Could there be anything more basic than a collared shirt with shorts? A collared tee or button up takes this most casual of looks to a polished place, and buttoning that top button is my favorite subtle queer flag.This whole outfit is from the Gap, because I am my mother’s daughter. I’m wearing their sexy boyfriend shorts (see below) and a boy’s XL color-blocked button down. Did you know that it’s a button down if it has buttons on the collar, and a button up if it does not? For those of us with warm autumns, shorts with a short-sleeved button-up/down is also a versatile way to embrace the changing season without sweating to death.
Muse: Willie Nelson
I recently came across this picture of Willie Nelson wearing two bandanas at once and standing next to Dolly Parton.

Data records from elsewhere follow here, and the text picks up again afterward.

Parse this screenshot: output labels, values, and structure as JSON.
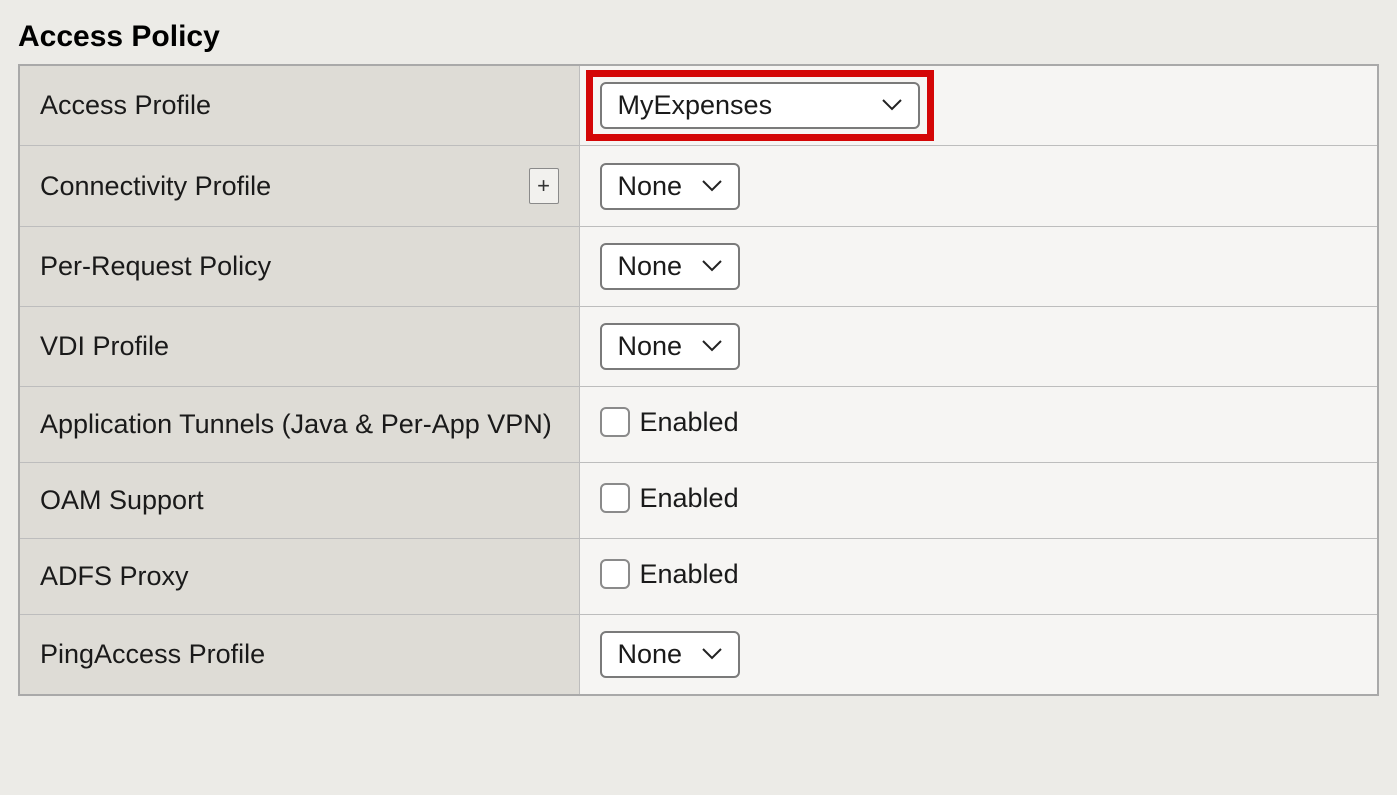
{
  "section_title": "Access Policy",
  "rows": {
    "access_profile": {
      "label": "Access Profile",
      "value": "MyExpenses"
    },
    "connectivity_profile": {
      "label": "Connectivity Profile",
      "value": "None",
      "plus_label": "+"
    },
    "per_request_policy": {
      "label": "Per-Request Policy",
      "value": "None"
    },
    "vdi_profile": {
      "label": "VDI Profile",
      "value": "None"
    },
    "app_tunnels": {
      "label": "Application Tunnels (Java & Per-App VPN)",
      "checkbox_label": "Enabled",
      "checked": false
    },
    "oam_support": {
      "label": "OAM Support",
      "checkbox_label": "Enabled",
      "checked": false
    },
    "adfs_proxy": {
      "label": "ADFS Proxy",
      "checkbox_label": "Enabled",
      "checked": false
    },
    "pingaccess_profile": {
      "label": "PingAccess Profile",
      "value": "None"
    }
  }
}
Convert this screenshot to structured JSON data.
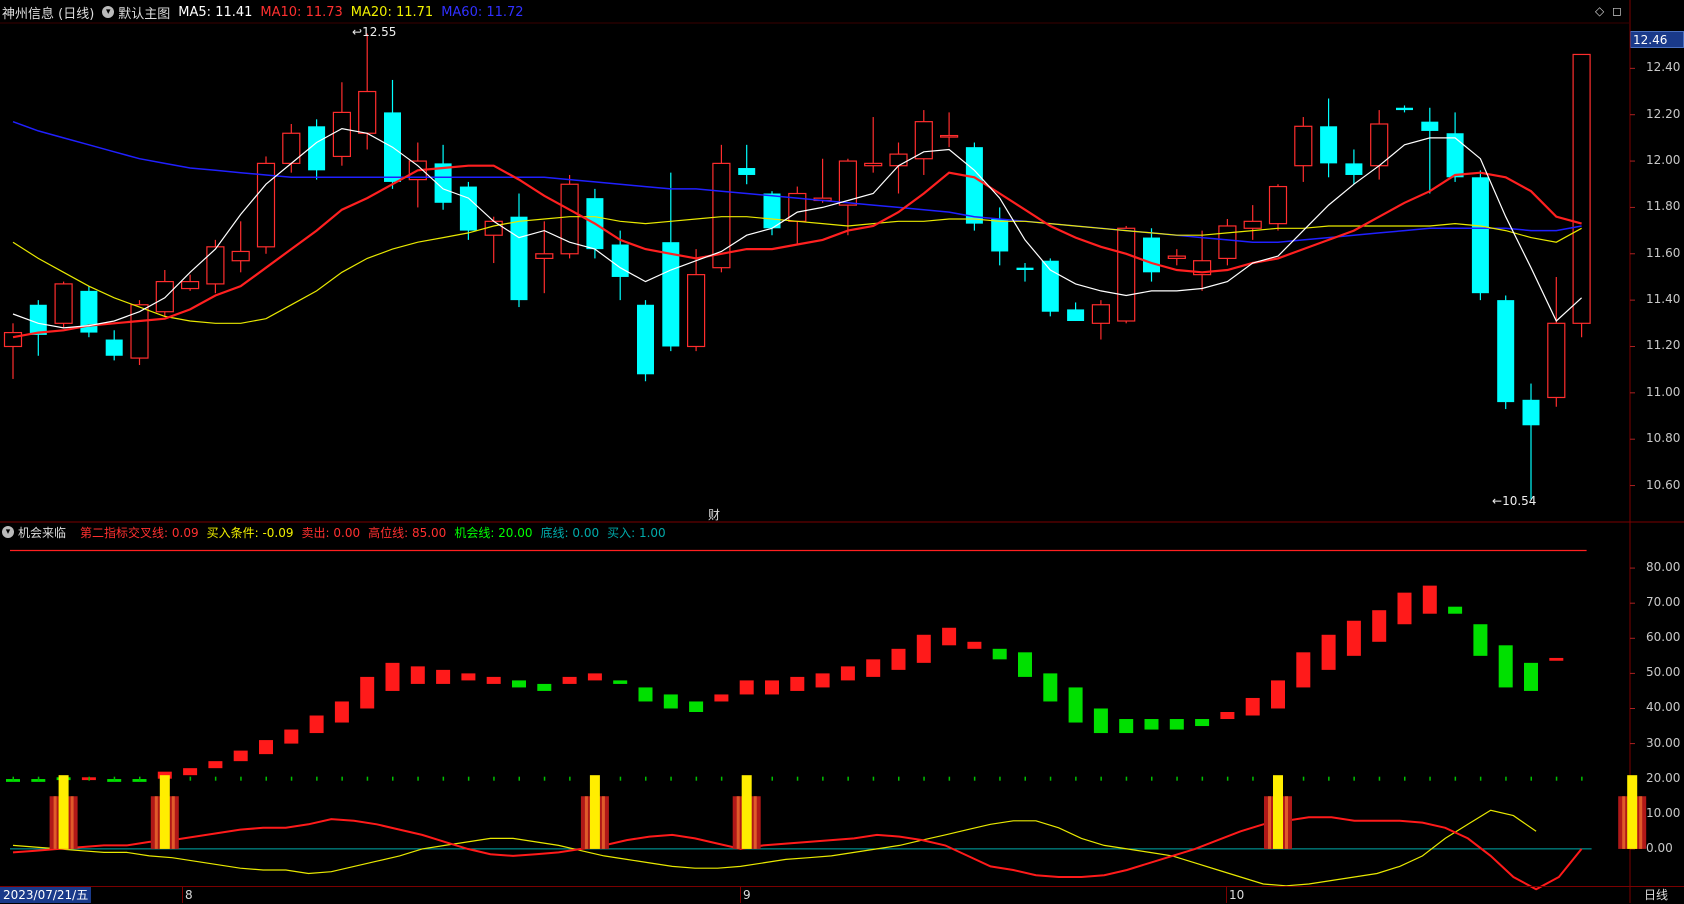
{
  "main_header": {
    "stock_label": "神州信息 (日线)",
    "main_chart_label": "默认主图",
    "ma5_label": "MA5: 11.41",
    "ma10_label": "MA10: 11.73",
    "ma20_label": "MA20: 11.71",
    "ma60_label": "MA60: 11.72",
    "colors": {
      "ma5": "#ffffff",
      "ma10": "#ff2020",
      "ma20": "#e8e800",
      "ma60": "#2020ff",
      "up": "#ff2d2d",
      "down": "#00ffff"
    }
  },
  "indicator_header": {
    "name": "机会来临",
    "cross_line": "第二指标交叉线: 0.09",
    "buy_condition": "买入条件: -0.09",
    "sell": "卖出: 0.00",
    "high_line": "高位线: 85.00",
    "chance_line": "机会线: 20.00",
    "bottom_line": "底线: 0.00",
    "buy": "买入: 1.00"
  },
  "price_axis": {
    "current_price": "12.46",
    "ticks": [
      "12.40",
      "12.20",
      "12.00",
      "11.80",
      "11.60",
      "11.40",
      "11.20",
      "11.00",
      "10.80",
      "10.60"
    ]
  },
  "indicator_axis": {
    "ticks": [
      "80.00",
      "70.00",
      "60.00",
      "50.00",
      "40.00",
      "30.00",
      "20.00",
      "10.00",
      "0.00"
    ]
  },
  "annotations": {
    "high_marker": "12.55",
    "low_marker": "10.54",
    "finance_icon": "财"
  },
  "date_axis": {
    "start_date": "2023/07/21/五",
    "month_labels": [
      "8",
      "9",
      "10"
    ],
    "period_label": "日线"
  },
  "chart_data": {
    "type": "candlestick",
    "ylim": [
      10.46,
      12.6
    ],
    "candles": [
      {
        "o": 11.2,
        "c": 11.26,
        "h": 11.3,
        "l": 11.06
      },
      {
        "o": 11.38,
        "c": 11.25,
        "h": 11.4,
        "l": 11.16
      },
      {
        "o": 11.3,
        "c": 11.47,
        "h": 11.48,
        "l": 11.28
      },
      {
        "o": 11.44,
        "c": 11.26,
        "h": 11.46,
        "l": 11.24
      },
      {
        "o": 11.23,
        "c": 11.16,
        "h": 11.27,
        "l": 11.14
      },
      {
        "o": 11.15,
        "c": 11.38,
        "h": 11.4,
        "l": 11.12
      },
      {
        "o": 11.35,
        "c": 11.48,
        "h": 11.53,
        "l": 11.33
      },
      {
        "o": 11.45,
        "c": 11.48,
        "h": 11.51,
        "l": 11.44
      },
      {
        "o": 11.47,
        "c": 11.63,
        "h": 11.66,
        "l": 11.43
      },
      {
        "o": 11.57,
        "c": 11.61,
        "h": 11.74,
        "l": 11.52
      },
      {
        "o": 11.63,
        "c": 11.99,
        "h": 12.02,
        "l": 11.6
      },
      {
        "o": 11.99,
        "c": 12.12,
        "h": 12.16,
        "l": 11.95
      },
      {
        "o": 12.15,
        "c": 11.96,
        "h": 12.18,
        "l": 11.92
      },
      {
        "o": 12.02,
        "c": 12.21,
        "h": 12.34,
        "l": 11.98
      },
      {
        "o": 12.12,
        "c": 12.3,
        "h": 12.55,
        "l": 12.05
      },
      {
        "o": 12.21,
        "c": 11.91,
        "h": 12.35,
        "l": 11.88
      },
      {
        "o": 11.92,
        "c": 12.0,
        "h": 12.08,
        "l": 11.8
      },
      {
        "o": 11.99,
        "c": 11.82,
        "h": 12.07,
        "l": 11.79
      },
      {
        "o": 11.89,
        "c": 11.7,
        "h": 11.91,
        "l": 11.66
      },
      {
        "o": 11.68,
        "c": 11.74,
        "h": 11.76,
        "l": 11.56
      },
      {
        "o": 11.76,
        "c": 11.4,
        "h": 11.86,
        "l": 11.37
      },
      {
        "o": 11.58,
        "c": 11.6,
        "h": 11.74,
        "l": 11.43
      },
      {
        "o": 11.6,
        "c": 11.9,
        "h": 11.94,
        "l": 11.58
      },
      {
        "o": 11.84,
        "c": 11.62,
        "h": 11.88,
        "l": 11.58
      },
      {
        "o": 11.64,
        "c": 11.5,
        "h": 11.7,
        "l": 11.4
      },
      {
        "o": 11.38,
        "c": 11.08,
        "h": 11.4,
        "l": 11.05
      },
      {
        "o": 11.65,
        "c": 11.2,
        "h": 11.95,
        "l": 11.18
      },
      {
        "o": 11.2,
        "c": 11.51,
        "h": 11.62,
        "l": 11.18
      },
      {
        "o": 11.54,
        "c": 11.99,
        "h": 12.07,
        "l": 11.52
      },
      {
        "o": 11.97,
        "c": 11.94,
        "h": 12.07,
        "l": 11.9
      },
      {
        "o": 11.86,
        "c": 11.71,
        "h": 11.87,
        "l": 11.68
      },
      {
        "o": 11.74,
        "c": 11.86,
        "h": 11.89,
        "l": 11.64
      },
      {
        "o": 11.83,
        "c": 11.84,
        "h": 12.01,
        "l": 11.82
      },
      {
        "o": 11.81,
        "c": 12.0,
        "h": 12.01,
        "l": 11.68
      },
      {
        "o": 11.98,
        "c": 11.99,
        "h": 12.19,
        "l": 11.95
      },
      {
        "o": 11.98,
        "c": 12.03,
        "h": 12.08,
        "l": 11.86
      },
      {
        "o": 12.01,
        "c": 12.17,
        "h": 12.22,
        "l": 11.94
      },
      {
        "o": 12.11,
        "c": 12.11,
        "h": 12.21,
        "l": 12.06
      },
      {
        "o": 12.06,
        "c": 11.73,
        "h": 12.08,
        "l": 11.7
      },
      {
        "o": 11.75,
        "c": 11.61,
        "h": 11.8,
        "l": 11.55
      },
      {
        "o": 11.54,
        "c": 11.53,
        "h": 11.56,
        "l": 11.48
      },
      {
        "o": 11.57,
        "c": 11.35,
        "h": 11.58,
        "l": 11.33
      },
      {
        "o": 11.36,
        "c": 11.31,
        "h": 11.39,
        "l": 11.31
      },
      {
        "o": 11.3,
        "c": 11.38,
        "h": 11.4,
        "l": 11.23
      },
      {
        "o": 11.31,
        "c": 11.71,
        "h": 11.72,
        "l": 11.3
      },
      {
        "o": 11.67,
        "c": 11.52,
        "h": 11.71,
        "l": 11.48
      },
      {
        "o": 11.58,
        "c": 11.59,
        "h": 11.62,
        "l": 11.55
      },
      {
        "o": 11.51,
        "c": 11.57,
        "h": 11.7,
        "l": 11.44
      },
      {
        "o": 11.58,
        "c": 11.72,
        "h": 11.75,
        "l": 11.55
      },
      {
        "o": 11.71,
        "c": 11.74,
        "h": 11.81,
        "l": 11.66
      },
      {
        "o": 11.73,
        "c": 11.89,
        "h": 11.9,
        "l": 11.7
      },
      {
        "o": 11.98,
        "c": 12.15,
        "h": 12.19,
        "l": 11.91
      },
      {
        "o": 12.15,
        "c": 11.99,
        "h": 12.27,
        "l": 11.93
      },
      {
        "o": 11.99,
        "c": 11.94,
        "h": 12.05,
        "l": 11.9
      },
      {
        "o": 11.98,
        "c": 12.16,
        "h": 12.22,
        "l": 11.92
      },
      {
        "o": 12.23,
        "c": 12.22,
        "h": 12.24,
        "l": 12.21
      },
      {
        "o": 12.17,
        "c": 12.13,
        "h": 12.23,
        "l": 11.86
      },
      {
        "o": 12.12,
        "c": 11.93,
        "h": 12.21,
        "l": 11.91
      },
      {
        "o": 11.93,
        "c": 11.43,
        "h": 11.96,
        "l": 11.4
      },
      {
        "o": 11.4,
        "c": 10.96,
        "h": 11.42,
        "l": 10.93
      },
      {
        "o": 10.97,
        "c": 10.86,
        "h": 11.04,
        "l": 10.54
      },
      {
        "o": 10.98,
        "c": 11.3,
        "h": 11.5,
        "l": 10.94
      },
      {
        "o": 11.3,
        "c": 12.46,
        "h": 12.46,
        "l": 11.24
      }
    ],
    "ma5": [
      11.34,
      11.3,
      11.28,
      11.29,
      11.31,
      11.35,
      11.41,
      11.52,
      11.62,
      11.77,
      11.9,
      11.99,
      12.08,
      12.14,
      12.12,
      12.06,
      11.98,
      11.88,
      11.84,
      11.74,
      11.67,
      11.7,
      11.65,
      11.62,
      11.54,
      11.48,
      11.53,
      11.57,
      11.61,
      11.68,
      11.71,
      11.78,
      11.8,
      11.83,
      11.86,
      11.98,
      12.04,
      12.05,
      11.96,
      11.84,
      11.66,
      11.53,
      11.47,
      11.44,
      11.42,
      11.44,
      11.44,
      11.45,
      11.48,
      11.56,
      11.59,
      11.7,
      11.81,
      11.9,
      11.98,
      12.07,
      12.1,
      12.1,
      12.01,
      11.76,
      11.54,
      11.31,
      11.41
    ],
    "ma10": [
      11.24,
      11.26,
      11.27,
      11.29,
      11.3,
      11.31,
      11.32,
      11.36,
      11.42,
      11.46,
      11.54,
      11.62,
      11.7,
      11.79,
      11.84,
      11.9,
      11.96,
      11.97,
      11.98,
      11.98,
      11.92,
      11.85,
      11.79,
      11.73,
      11.66,
      11.62,
      11.6,
      11.58,
      11.6,
      11.62,
      11.62,
      11.64,
      11.66,
      11.7,
      11.72,
      11.78,
      11.86,
      11.95,
      11.93,
      11.86,
      11.79,
      11.72,
      11.67,
      11.63,
      11.6,
      11.56,
      11.53,
      11.52,
      11.53,
      11.56,
      11.58,
      11.62,
      11.66,
      11.7,
      11.76,
      11.82,
      11.87,
      11.94,
      11.95,
      11.93,
      11.87,
      11.76,
      11.73
    ],
    "ma20": [
      11.65,
      11.58,
      11.52,
      11.46,
      11.41,
      11.37,
      11.33,
      11.31,
      11.3,
      11.3,
      11.32,
      11.38,
      11.44,
      11.52,
      11.58,
      11.62,
      11.65,
      11.67,
      11.69,
      11.72,
      11.74,
      11.75,
      11.76,
      11.76,
      11.74,
      11.73,
      11.74,
      11.75,
      11.76,
      11.76,
      11.75,
      11.74,
      11.73,
      11.72,
      11.73,
      11.74,
      11.74,
      11.75,
      11.75,
      11.74,
      11.74,
      11.73,
      11.72,
      11.71,
      11.7,
      11.69,
      11.68,
      11.68,
      11.69,
      11.7,
      11.71,
      11.71,
      11.72,
      11.72,
      11.72,
      11.72,
      11.72,
      11.73,
      11.72,
      11.7,
      11.67,
      11.65,
      11.71
    ],
    "ma60": [
      12.17,
      12.13,
      12.1,
      12.07,
      12.04,
      12.01,
      11.99,
      11.97,
      11.96,
      11.95,
      11.94,
      11.93,
      11.93,
      11.93,
      11.93,
      11.93,
      11.93,
      11.93,
      11.93,
      11.93,
      11.93,
      11.93,
      11.92,
      11.91,
      11.9,
      11.89,
      11.88,
      11.88,
      11.87,
      11.86,
      11.85,
      11.84,
      11.83,
      11.82,
      11.81,
      11.8,
      11.79,
      11.78,
      11.76,
      11.75,
      11.74,
      11.73,
      11.72,
      11.71,
      11.7,
      11.69,
      11.68,
      11.67,
      11.66,
      11.65,
      11.65,
      11.66,
      11.67,
      11.68,
      11.69,
      11.7,
      11.71,
      11.71,
      11.71,
      11.71,
      11.7,
      11.7,
      11.72
    ],
    "indicator": {
      "ylim": [
        -10,
        88
      ],
      "high_line": 85,
      "chance_line": 20,
      "bottom_line": 0,
      "bars": [
        {
          "v": 19.5,
          "c": "green"
        },
        {
          "v": 19.5,
          "c": "green"
        },
        {
          "v": 20,
          "c": "green"
        },
        {
          "v": 20,
          "c": "red"
        },
        {
          "v": 19.5,
          "c": "green"
        },
        {
          "v": 19.5,
          "c": "green"
        },
        {
          "v": 21,
          "c": "red"
        },
        {
          "v": 22,
          "c": "red"
        },
        {
          "v": 24,
          "c": "red"
        },
        {
          "v": 26,
          "c": "red"
        },
        {
          "v": 29,
          "c": "red"
        },
        {
          "v": 32,
          "c": "red"
        },
        {
          "v": 35,
          "c": "red"
        },
        {
          "v": 39,
          "c": "red"
        },
        {
          "v": 45,
          "c": "red"
        },
        {
          "v": 49,
          "c": "red"
        },
        {
          "v": 50,
          "c": "red"
        },
        {
          "v": 50,
          "c": "red"
        },
        {
          "v": 49,
          "c": "red"
        },
        {
          "v": 48,
          "c": "red"
        },
        {
          "v": 47,
          "c": "green"
        },
        {
          "v": 46,
          "c": "green"
        },
        {
          "v": 48,
          "c": "red"
        },
        {
          "v": 49,
          "c": "red"
        },
        {
          "v": 48,
          "c": "green"
        },
        {
          "v": 44,
          "c": "green"
        },
        {
          "v": 42,
          "c": "green"
        },
        {
          "v": 41,
          "c": "green"
        },
        {
          "v": 43,
          "c": "red"
        },
        {
          "v": 46,
          "c": "red"
        },
        {
          "v": 46,
          "c": "red"
        },
        {
          "v": 47,
          "c": "red"
        },
        {
          "v": 48,
          "c": "red"
        },
        {
          "v": 50,
          "c": "red"
        },
        {
          "v": 52,
          "c": "red"
        },
        {
          "v": 54,
          "c": "red"
        },
        {
          "v": 57,
          "c": "red"
        },
        {
          "v": 60,
          "c": "red"
        },
        {
          "v": 58,
          "c": "red"
        },
        {
          "v": 56,
          "c": "green"
        },
        {
          "v": 53,
          "c": "green"
        },
        {
          "v": 49,
          "c": "green"
        },
        {
          "v": 43,
          "c": "green"
        },
        {
          "v": 37,
          "c": "green"
        },
        {
          "v": 34,
          "c": "green"
        },
        {
          "v": 35,
          "c": "green"
        },
        {
          "v": 35,
          "c": "green"
        },
        {
          "v": 36,
          "c": "green"
        },
        {
          "v": 38,
          "c": "red"
        },
        {
          "v": 41,
          "c": "red"
        },
        {
          "v": 45,
          "c": "red"
        },
        {
          "v": 51,
          "c": "red"
        },
        {
          "v": 56,
          "c": "red"
        },
        {
          "v": 60,
          "c": "red"
        },
        {
          "v": 65,
          "c": "red"
        },
        {
          "v": 69,
          "c": "red"
        },
        {
          "v": 71,
          "c": "red"
        },
        {
          "v": 67,
          "c": "green"
        },
        {
          "v": 60,
          "c": "green"
        },
        {
          "v": 52,
          "c": "green"
        },
        {
          "v": 49,
          "c": "green"
        },
        {
          "v": 54,
          "c": "red"
        }
      ],
      "bar_ranges": [
        [
          0,
          0
        ],
        [
          0,
          0
        ],
        [
          0,
          0
        ],
        [
          0,
          0
        ],
        [
          0,
          0
        ],
        [
          0,
          0
        ],
        [
          20,
          22
        ],
        [
          21,
          23
        ],
        [
          23,
          25
        ],
        [
          25,
          28
        ],
        [
          27,
          31
        ],
        [
          30,
          34
        ],
        [
          33,
          38
        ],
        [
          36,
          42
        ],
        [
          40,
          49
        ],
        [
          45,
          53
        ],
        [
          47,
          52
        ],
        [
          47,
          51
        ],
        [
          48,
          50
        ],
        [
          47,
          49
        ],
        [
          46,
          48
        ],
        [
          45,
          47
        ],
        [
          47,
          49
        ],
        [
          48,
          50
        ],
        [
          47,
          48
        ],
        [
          42,
          46
        ],
        [
          40,
          44
        ],
        [
          39,
          42
        ],
        [
          42,
          44
        ],
        [
          44,
          48
        ],
        [
          44,
          48
        ],
        [
          45,
          49
        ],
        [
          46,
          50
        ],
        [
          48,
          52
        ],
        [
          49,
          54
        ],
        [
          51,
          57
        ],
        [
          53,
          61
        ],
        [
          58,
          63
        ],
        [
          57,
          59
        ],
        [
          54,
          57
        ],
        [
          49,
          56
        ],
        [
          42,
          50
        ],
        [
          36,
          46
        ],
        [
          33,
          40
        ],
        [
          33,
          37
        ],
        [
          34,
          37
        ],
        [
          34,
          37
        ],
        [
          35,
          37
        ],
        [
          37,
          39
        ],
        [
          38,
          43
        ],
        [
          40,
          48
        ],
        [
          46,
          56
        ],
        [
          51,
          61
        ],
        [
          55,
          65
        ],
        [
          59,
          68
        ],
        [
          64,
          73
        ],
        [
          67,
          75
        ],
        [
          67,
          69
        ],
        [
          55,
          64
        ],
        [
          46,
          58
        ],
        [
          45,
          53
        ],
        [
          54,
          54
        ]
      ],
      "red_line": [
        -1,
        -0.5,
        0,
        0.5,
        1,
        1,
        2,
        2.5,
        3.5,
        4.5,
        5.5,
        6,
        6,
        7,
        8.5,
        8,
        7,
        5.5,
        4,
        2,
        0,
        -1.5,
        -2,
        -1.5,
        -1,
        0,
        1,
        2.5,
        3.5,
        4,
        3,
        1.5,
        0,
        1,
        1.5,
        2,
        2.5,
        3,
        4,
        3.5,
        2.5,
        1,
        -2,
        -5,
        -6,
        -7.5,
        -8,
        -8,
        -7.5,
        -6,
        -4,
        -2,
        0,
        2.5,
        5,
        7,
        8,
        9,
        9,
        8,
        8,
        8,
        7.5,
        6,
        3,
        -2,
        -8,
        -11.5,
        -8,
        0
      ],
      "yellow_line": [
        1,
        0.5,
        0,
        -0.5,
        -1,
        -1,
        -2,
        -2.5,
        -3.5,
        -4.5,
        -5.5,
        -6,
        -6,
        -7,
        -6.5,
        -5,
        -3.5,
        -2,
        0,
        1,
        2,
        3,
        3,
        2,
        1,
        -0.5,
        -2,
        -3,
        -4,
        -5,
        -5.5,
        -5.5,
        -5,
        -4,
        -3,
        -2.5,
        -2,
        -1,
        0,
        1,
        2.5,
        4,
        5.5,
        7,
        8,
        8,
        6,
        3,
        1,
        0,
        -1,
        -2,
        -4,
        -6,
        -8,
        -10,
        -10.5,
        -10,
        -9,
        -8,
        -7,
        -5,
        -2,
        3,
        7,
        11,
        9.5,
        5
      ],
      "buy_signals": [
        2,
        6,
        23,
        29,
        50,
        64
      ]
    }
  }
}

Growing up in Dallas, Western wear was a constant style influence, and Willie Nelson’s music was a mainstay in all our household music players. I will never be as cool as Willie Nelson, but I’m willing to die trying.
This seems like a good place to say that I believe in leggings as pants as a politics, a way of life, a spiritual marker by which to live my life. For me, there is actually something incredibly freeing about wearing clothes that show exactly what my body is shaped like. There is no room for interpretation, for trying to make my legs seem like a certain kind or gender of legs. They’re just my legs! The leggings pictured are not jeggings, they are just denim colored leggings. Since this picture was taken, I ripped a huge hole in the crotch. RIP. The Wrangler denim pearls snap is incredibly versatile, and one nice thing about Western-cut shirts is they tend to have nice tall gaps on the sides that better accommodate hips. And of course — What Would Willie Do? — I tied on two bandanas.
Ok y’all, get up in the comments and tell me your dreams. Who are your fashion icons, and how do you incorporate their signature looks into your own style? Where can I go to replace my jean colored leggings? Let’s talk.